For my part, I also feel inclined to deviate once more from my subject, and give some necessary explanations.

Miss X - - excepted, none of our party had ever been numbered amongst the spiritualists, least of all Mr. Y - -. We Theosophists did not believe in the playfulness of departed souls, though we admitted the possibility of some mediumistic phenomena, while totally disagreeing with the spiritualists as to the cause and point of view. Refusing to believe in the interference, and even presence of the spirits, in the so-called spiritualistic phenomena, we nevertheless believe in the living spirit of man; we believe in the omnipotence of this spirit, and in its natural, though benumbed capacities.
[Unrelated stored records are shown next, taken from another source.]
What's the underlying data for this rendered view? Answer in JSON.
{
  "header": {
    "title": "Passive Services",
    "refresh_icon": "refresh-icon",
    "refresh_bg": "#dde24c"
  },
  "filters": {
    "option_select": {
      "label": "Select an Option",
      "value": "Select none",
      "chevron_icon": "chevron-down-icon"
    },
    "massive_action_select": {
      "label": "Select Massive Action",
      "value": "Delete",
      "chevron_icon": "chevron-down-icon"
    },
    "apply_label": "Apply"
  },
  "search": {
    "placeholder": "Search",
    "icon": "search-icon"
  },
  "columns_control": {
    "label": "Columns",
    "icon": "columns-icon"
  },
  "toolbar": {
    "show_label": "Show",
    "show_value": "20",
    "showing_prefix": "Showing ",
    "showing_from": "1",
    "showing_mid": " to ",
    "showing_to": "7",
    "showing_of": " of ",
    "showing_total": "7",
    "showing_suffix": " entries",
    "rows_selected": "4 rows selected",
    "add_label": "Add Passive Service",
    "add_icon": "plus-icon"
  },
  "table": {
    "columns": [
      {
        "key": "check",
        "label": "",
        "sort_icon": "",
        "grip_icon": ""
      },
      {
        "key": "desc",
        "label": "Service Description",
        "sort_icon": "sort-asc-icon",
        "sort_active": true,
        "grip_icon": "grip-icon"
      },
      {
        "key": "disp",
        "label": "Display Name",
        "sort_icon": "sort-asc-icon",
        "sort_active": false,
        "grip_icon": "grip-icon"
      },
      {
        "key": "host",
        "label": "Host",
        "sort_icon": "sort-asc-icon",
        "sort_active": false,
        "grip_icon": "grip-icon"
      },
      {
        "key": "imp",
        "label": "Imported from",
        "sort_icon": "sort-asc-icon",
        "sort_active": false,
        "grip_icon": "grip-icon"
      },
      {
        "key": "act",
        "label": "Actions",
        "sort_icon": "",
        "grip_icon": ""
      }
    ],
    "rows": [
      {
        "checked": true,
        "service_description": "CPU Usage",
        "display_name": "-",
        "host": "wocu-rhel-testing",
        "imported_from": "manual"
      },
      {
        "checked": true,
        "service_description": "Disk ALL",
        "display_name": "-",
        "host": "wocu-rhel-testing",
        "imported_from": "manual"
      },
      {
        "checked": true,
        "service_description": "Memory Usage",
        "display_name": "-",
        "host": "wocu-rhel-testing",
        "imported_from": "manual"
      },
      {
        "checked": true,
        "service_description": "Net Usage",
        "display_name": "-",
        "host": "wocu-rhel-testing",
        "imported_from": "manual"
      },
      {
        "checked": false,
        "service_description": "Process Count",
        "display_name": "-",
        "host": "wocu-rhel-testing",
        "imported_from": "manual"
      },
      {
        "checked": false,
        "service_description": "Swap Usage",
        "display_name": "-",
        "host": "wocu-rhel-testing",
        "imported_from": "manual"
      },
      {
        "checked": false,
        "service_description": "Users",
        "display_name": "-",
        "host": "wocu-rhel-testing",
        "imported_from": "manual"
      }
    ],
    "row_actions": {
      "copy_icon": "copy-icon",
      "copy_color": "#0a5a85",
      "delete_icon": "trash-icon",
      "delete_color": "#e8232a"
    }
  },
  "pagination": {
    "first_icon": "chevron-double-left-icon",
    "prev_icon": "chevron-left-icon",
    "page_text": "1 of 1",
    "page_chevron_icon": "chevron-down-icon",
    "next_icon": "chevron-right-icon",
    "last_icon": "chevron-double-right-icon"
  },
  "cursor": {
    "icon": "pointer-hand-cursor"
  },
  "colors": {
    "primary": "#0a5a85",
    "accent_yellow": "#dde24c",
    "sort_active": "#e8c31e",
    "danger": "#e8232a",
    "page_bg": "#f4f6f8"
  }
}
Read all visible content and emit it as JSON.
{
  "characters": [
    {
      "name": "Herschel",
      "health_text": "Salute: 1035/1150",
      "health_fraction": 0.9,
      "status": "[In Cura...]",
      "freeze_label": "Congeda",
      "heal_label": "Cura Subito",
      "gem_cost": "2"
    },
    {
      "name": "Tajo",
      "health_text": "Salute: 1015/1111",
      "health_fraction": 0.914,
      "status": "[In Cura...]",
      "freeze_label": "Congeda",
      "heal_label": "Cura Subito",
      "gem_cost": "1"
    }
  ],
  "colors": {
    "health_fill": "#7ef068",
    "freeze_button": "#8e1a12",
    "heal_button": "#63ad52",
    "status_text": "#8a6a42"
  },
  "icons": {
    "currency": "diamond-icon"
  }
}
We also believe that, when incarnated, this spirit, this divine spark, may be apparently quenched, if it is not guarded, and if the life the man leads is unfavorable to its expansion, as it generally is; but, on the other hand, our conviction is that human beings can develop their potential spiritual powers; that, if they do, no phenomenon will be impossible for their liberated wills, and that they will perform what, in the eyes of the uninitiated, will be much more wondrous than the materialized forms of the spiritualists. If proper training can render the muscular strength ten times greater, as in the cases of renowned athletes, I do not see why proper training should fail in the case of moral capacities. We have also good grounds to believe that the secret of this proper training - though unknown to, and denied by, European physiologists and even psychologists - is known in some places in India, where its knowledge is hereditary, and entrusted to few.

Mr. Y - - was a novice in our Society and looked with distrust even on such phenomena as can be pro-duced by mesmerism. He had been trained in the Royal Institute of British Architects, which he left with a gold medal, and with a fund of scepticism that caused him to distrust everything, en dehors des mathematiques pures. So that no wonder he lost his temper when people tried to convince him that there existed things which he was inclined to treat as "mere bosh and fables."

Now I return to my narrative.

The Babu and Mulji left us to help the servants to transport our luggage to the ferry boat.